Unlike the add-checkpoint endpoint, the add-entries endpoint is not
processed as a single atomic transaction. A mirror SHOULD permit multiple
clients to concurrently send requests to the endpoint. This avoids a
denial-of-service attack if one client begins an add-entries stream but pauses
it partway through. Additionally, clients and mirrors MUST continue operating
correctly if an add-entries stream is interrupted. The API is designed to
support this with minimal synchronization.
When checking the upload_start and upload_end values, the mirror MUST act on
some valid copy of its pending checkpoint and next index state. However, it
MAY act on stale data without impacting correctness of the protocol. That is, it
is not necessary to globally synchronize this check with add-checkpoint
handling, or other instances of add-entries.
When committing authenticated entries to the pending entries list, it is
possible that, due to a concurrent instance of add-entries, some entries have
already been added to the pending entries list or the mirror. Mirrors MUST
correctly handle this case and continue operating correctly. This may require
synchronization of individual log resources. In doing so, the mirror MAY assume
that the two copies of the entries are identical. They will both be proven
consistent with the pending checkpoints.
When updating the mirror checkpoint to upload_end, it is possible that some
concurrent instance of add-entries has already updated the mirror checkpoint to upload_end
or past it. In this case, the mirror MUST NOT rewind the checkpoint and MUST
instead skip the update.
Entry packages are divided at multiples of 256 to align with the entry bundle representation in the tiled log interface. It is expected that most implementations will compute exactly one entry bundle from each entry package and commit it directly to log storage when the package is authenticated.
A mirror that uses a different representation MAY buffer entry packages and defer committing them. For example, if the mirror internally stores entry bundles of size 512, it might commit entry packages two at a time.
A mirror MAY process an entry package without waiting for the previous entry package to be durably committed to storage. However, the mirror MUST NOT sign or update its mirror checkpoint until all entries are durably committed. If the mirror commits entries out of order, it MUST correctly compute the next entry to be the first missing entry, even if some subsequent entries have been committed. Mirror clients will then reupload the subsequent entries.
A mirror MAY additionally implement other update processes, provided it continues
to correctly operate add-entries and never violates its cosigner requirements
on mirror checkpoints.
As with a tiled transparency log, a mirror maintains a minimum index value to support pruning. The discussion for origin logs also applies to mirrors. In particular, without a retention policy for when pruning is permitted, mirrors MUST NOT be pruned. That is, the minimum index value MUST be set to zero.
Given a retention policy, minimum indices for mirrors MAY be maintained independently from that of the origin log. A retention policy MAY require that mirrors retain data for longer than the origin log, in which case the mirror's minimum index will be kept at a lower value than the origin log's. However, for a new mirror to be initialized at a lower minimum index than the origin log, the missing entries MUST be available from some other source, e.g. another mirror.

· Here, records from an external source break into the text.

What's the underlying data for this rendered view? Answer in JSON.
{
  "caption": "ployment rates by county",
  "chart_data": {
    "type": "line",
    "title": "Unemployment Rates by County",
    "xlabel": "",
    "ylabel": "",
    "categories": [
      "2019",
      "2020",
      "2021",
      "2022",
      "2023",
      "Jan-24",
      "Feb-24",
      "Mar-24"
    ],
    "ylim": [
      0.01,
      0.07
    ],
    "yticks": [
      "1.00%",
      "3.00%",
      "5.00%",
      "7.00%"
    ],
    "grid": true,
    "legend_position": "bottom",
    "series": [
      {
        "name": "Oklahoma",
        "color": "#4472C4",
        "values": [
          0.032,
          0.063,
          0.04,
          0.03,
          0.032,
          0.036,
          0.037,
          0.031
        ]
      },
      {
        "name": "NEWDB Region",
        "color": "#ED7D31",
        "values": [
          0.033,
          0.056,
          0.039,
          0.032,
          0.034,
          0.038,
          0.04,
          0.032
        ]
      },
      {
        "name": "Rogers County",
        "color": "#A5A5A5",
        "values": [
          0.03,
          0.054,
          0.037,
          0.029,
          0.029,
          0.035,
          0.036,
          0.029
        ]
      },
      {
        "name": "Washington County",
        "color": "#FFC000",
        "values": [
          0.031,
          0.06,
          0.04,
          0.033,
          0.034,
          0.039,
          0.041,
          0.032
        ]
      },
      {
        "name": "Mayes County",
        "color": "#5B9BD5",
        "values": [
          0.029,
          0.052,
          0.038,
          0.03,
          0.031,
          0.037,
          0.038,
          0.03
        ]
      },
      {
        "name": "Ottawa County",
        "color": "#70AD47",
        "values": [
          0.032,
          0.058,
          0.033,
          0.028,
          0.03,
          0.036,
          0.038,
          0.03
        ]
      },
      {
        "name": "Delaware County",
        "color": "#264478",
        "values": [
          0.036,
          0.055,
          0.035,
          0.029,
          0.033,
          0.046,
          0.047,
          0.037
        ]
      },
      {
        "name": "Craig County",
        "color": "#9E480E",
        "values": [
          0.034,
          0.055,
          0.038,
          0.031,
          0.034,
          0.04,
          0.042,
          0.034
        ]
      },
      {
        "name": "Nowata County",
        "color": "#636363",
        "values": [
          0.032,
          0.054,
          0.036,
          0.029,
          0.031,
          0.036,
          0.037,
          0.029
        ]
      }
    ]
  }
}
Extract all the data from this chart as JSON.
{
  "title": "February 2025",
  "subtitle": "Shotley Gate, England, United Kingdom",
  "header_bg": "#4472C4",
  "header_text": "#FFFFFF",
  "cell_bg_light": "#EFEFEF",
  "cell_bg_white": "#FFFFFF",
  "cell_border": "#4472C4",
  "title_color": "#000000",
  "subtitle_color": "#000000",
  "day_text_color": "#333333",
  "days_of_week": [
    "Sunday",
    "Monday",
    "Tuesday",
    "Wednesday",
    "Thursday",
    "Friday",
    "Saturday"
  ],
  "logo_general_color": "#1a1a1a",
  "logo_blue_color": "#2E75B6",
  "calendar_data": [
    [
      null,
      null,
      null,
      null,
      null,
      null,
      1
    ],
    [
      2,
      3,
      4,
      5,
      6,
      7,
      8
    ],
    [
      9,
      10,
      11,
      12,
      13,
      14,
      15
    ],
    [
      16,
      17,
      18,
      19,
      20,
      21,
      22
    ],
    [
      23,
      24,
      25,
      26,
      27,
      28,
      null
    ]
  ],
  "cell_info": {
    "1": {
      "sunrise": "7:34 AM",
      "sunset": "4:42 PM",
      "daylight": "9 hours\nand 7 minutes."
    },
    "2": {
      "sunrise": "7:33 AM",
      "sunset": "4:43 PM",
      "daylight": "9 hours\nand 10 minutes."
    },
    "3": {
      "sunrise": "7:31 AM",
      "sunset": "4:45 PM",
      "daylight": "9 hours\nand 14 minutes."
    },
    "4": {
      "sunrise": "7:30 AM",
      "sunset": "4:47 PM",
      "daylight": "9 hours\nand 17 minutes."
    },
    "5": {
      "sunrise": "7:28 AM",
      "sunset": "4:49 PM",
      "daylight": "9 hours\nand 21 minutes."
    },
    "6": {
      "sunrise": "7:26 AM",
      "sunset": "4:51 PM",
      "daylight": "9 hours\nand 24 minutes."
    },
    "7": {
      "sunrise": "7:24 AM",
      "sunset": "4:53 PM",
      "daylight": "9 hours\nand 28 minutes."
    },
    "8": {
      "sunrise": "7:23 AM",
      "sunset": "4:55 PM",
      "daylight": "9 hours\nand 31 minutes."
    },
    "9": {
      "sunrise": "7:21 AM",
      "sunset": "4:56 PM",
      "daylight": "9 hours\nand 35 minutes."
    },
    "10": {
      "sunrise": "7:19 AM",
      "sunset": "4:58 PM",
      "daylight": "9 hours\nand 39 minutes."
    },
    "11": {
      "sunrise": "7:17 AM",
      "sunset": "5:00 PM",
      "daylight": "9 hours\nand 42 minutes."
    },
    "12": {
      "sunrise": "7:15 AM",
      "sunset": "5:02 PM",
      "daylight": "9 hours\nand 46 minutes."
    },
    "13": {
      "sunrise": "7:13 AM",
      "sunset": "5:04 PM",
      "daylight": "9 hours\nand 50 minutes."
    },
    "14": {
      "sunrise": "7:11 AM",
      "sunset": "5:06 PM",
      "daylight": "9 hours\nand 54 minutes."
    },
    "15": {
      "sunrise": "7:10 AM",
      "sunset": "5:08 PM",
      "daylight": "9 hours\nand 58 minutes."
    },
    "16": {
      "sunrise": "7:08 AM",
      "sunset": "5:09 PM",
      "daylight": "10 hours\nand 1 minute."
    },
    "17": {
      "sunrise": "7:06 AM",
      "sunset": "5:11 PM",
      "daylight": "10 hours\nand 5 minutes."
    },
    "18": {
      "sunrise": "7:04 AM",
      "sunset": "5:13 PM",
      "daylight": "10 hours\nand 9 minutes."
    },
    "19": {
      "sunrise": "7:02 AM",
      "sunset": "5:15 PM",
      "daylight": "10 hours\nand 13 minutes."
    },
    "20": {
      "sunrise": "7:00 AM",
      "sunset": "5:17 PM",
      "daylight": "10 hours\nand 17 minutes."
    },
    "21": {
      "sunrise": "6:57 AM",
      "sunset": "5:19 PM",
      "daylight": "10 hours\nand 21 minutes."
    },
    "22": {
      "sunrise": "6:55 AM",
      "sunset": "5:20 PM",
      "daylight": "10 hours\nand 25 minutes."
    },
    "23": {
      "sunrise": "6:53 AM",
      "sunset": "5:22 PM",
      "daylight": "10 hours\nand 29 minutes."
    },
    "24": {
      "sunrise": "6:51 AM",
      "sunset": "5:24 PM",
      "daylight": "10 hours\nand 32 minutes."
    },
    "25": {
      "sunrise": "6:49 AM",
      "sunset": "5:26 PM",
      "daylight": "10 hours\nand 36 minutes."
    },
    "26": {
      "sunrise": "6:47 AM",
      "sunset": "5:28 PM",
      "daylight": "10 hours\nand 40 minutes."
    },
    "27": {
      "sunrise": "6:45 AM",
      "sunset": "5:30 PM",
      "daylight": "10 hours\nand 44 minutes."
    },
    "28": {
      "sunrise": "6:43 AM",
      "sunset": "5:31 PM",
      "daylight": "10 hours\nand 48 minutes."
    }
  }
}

Conversely, a retention policy MAY permit mirrors to retain less data than the origin log and set a higher minimum index. For example, a log ecosystem MAY permit new mirrors to start from some recent index, to reduce the initial bandwidth cost of bootstrapping the mirror. However, in this case, log clients MUST NOT treat the mirror as contributing to a quorum for entries below its minimum index.
A mirror that is already mirroring a log at some minimum index MAY lower its minimum index, provided the newly-mirrored entries can be obtained, e.g., via another mirror. Before committing these entries, the mirror MUST authenticate them against its mirror or pending checkpoint by checking a subtree consistency proof.